When it comes to my kiddos--if there is a problem with the meal, I take it upon myself
(after gaining permission!) to make an item that my kid will eat if it is blatantly clear to me that my son will not eat what is presented (at present, just my 3yo--my others eat whatever is presented, but we are working on food with my son).

I haven't been to a thanksgiving though that was a big family gathering and 1 person did ALL the cooking. Everyone pitches in in one way or the other. (Kinda think that was rude of everyone--but I digress!)

now see that's EXACTLY what i thought should have happened! the MOM should have done something beforehand so the hostess wouldn't have to go out of her way to make something else. now that, i can completely agree with you on.

that's how the family is tho. if someone hosts a holiday, they usually make most of the food. that's how they LIKE it tho. because i CONSTANTLY ask what i can bring, and they always say "just yourselves!".....usually i'll bring something anyway like a pie for dessert or a salad or something. but that's just how their family does things.

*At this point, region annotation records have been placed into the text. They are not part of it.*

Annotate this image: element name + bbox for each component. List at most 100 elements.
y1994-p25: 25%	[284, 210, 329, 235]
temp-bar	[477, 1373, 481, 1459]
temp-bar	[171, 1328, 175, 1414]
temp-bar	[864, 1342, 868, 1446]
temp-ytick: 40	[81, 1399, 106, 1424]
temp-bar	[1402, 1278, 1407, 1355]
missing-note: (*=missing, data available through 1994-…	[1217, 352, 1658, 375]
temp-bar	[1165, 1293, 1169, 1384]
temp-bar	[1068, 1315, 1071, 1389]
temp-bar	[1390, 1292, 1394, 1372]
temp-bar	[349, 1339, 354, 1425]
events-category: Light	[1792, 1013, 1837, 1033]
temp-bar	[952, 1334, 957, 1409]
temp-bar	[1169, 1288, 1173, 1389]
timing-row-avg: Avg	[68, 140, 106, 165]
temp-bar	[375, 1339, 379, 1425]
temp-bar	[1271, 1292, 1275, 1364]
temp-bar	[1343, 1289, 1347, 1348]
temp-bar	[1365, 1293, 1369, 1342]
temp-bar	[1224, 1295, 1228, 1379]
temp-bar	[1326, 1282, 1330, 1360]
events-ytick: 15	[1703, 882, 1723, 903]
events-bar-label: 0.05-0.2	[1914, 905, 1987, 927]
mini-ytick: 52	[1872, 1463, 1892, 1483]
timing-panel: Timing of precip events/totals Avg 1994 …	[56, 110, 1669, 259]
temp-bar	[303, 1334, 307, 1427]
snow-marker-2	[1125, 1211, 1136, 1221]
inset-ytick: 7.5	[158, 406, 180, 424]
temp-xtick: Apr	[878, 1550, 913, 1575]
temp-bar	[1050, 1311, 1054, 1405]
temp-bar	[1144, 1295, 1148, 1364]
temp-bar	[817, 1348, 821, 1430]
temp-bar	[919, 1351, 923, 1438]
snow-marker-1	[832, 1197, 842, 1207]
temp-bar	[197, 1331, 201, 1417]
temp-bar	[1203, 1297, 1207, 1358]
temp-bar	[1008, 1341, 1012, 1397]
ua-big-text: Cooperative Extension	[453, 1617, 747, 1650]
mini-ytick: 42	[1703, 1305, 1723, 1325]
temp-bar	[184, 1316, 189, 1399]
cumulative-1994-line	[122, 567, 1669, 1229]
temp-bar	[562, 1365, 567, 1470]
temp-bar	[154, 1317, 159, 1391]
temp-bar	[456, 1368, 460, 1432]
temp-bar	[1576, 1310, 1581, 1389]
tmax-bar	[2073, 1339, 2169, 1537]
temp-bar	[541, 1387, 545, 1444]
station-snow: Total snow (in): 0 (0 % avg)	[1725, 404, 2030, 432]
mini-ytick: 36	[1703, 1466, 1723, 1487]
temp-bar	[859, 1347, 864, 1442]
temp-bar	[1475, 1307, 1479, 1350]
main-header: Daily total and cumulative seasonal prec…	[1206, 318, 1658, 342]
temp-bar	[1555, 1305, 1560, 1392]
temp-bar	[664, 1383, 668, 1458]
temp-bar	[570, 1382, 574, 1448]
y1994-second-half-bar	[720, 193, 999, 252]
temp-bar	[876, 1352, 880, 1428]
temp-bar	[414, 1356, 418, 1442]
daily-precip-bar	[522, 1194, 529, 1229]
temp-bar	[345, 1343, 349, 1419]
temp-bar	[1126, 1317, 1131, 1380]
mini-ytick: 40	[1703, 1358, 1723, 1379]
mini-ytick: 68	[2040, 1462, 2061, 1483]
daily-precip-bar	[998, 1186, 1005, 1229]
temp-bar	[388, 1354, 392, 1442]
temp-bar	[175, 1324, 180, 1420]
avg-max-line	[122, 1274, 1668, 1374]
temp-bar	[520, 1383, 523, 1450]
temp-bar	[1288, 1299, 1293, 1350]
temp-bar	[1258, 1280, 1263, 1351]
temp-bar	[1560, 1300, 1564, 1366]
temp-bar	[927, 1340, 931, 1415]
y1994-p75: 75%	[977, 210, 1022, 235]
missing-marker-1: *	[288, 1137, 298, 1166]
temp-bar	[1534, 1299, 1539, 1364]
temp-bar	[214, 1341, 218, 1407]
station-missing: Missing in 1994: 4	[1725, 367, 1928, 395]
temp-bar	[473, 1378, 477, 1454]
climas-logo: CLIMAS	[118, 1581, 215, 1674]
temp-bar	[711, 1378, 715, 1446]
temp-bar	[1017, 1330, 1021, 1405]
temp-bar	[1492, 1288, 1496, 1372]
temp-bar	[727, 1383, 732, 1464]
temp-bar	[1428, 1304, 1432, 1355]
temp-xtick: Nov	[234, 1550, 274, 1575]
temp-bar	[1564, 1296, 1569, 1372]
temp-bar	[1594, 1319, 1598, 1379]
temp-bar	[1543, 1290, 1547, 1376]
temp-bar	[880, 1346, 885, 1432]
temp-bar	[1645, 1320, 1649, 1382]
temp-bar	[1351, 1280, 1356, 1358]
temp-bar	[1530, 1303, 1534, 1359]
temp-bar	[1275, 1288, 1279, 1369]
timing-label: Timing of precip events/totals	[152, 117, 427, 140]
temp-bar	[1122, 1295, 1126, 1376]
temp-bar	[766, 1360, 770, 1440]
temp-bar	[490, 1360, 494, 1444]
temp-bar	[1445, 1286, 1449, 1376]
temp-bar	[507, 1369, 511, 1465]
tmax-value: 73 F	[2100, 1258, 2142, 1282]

Really? Yet you just told me that I was stupid for ordering a $15.00 glass of wine in a restaurant.

....point me in the direction of where i called you stupid, please.
 
so do you have any siblings?? if so, they never had a boyfriend/girlfriend that they were with that you JUST DIDN'T LIKE but you invited because it was the "nice" thing to do?? *that southern hospitality should shine in this instance*

or maybe a friend's boyfriend/girlfriend that you're not too fond of but you invite them over anyway because that's really the only way you'll be able to see your friend?

i've had friends who have had boyfriends/girlfriends i really didn't care for, but i still invited them over because i knew it would make my friends happy and i thought it would be nice to see my friend.

and sometimes you can't PICK who your brother/sister/whomever in your family ends up with. sometimes you JUST don't like them but there's nothing you can do about it. but you still invite their SO over along with them so you can see them, because i think it would be rude to say "i don't like so-and-so....you can come but leave them at home"

It's all irrelevant.

She's stuck.

She can choose to get over it--

Or choose to try and prove that she is justified to overreact each and every time he gets her goat.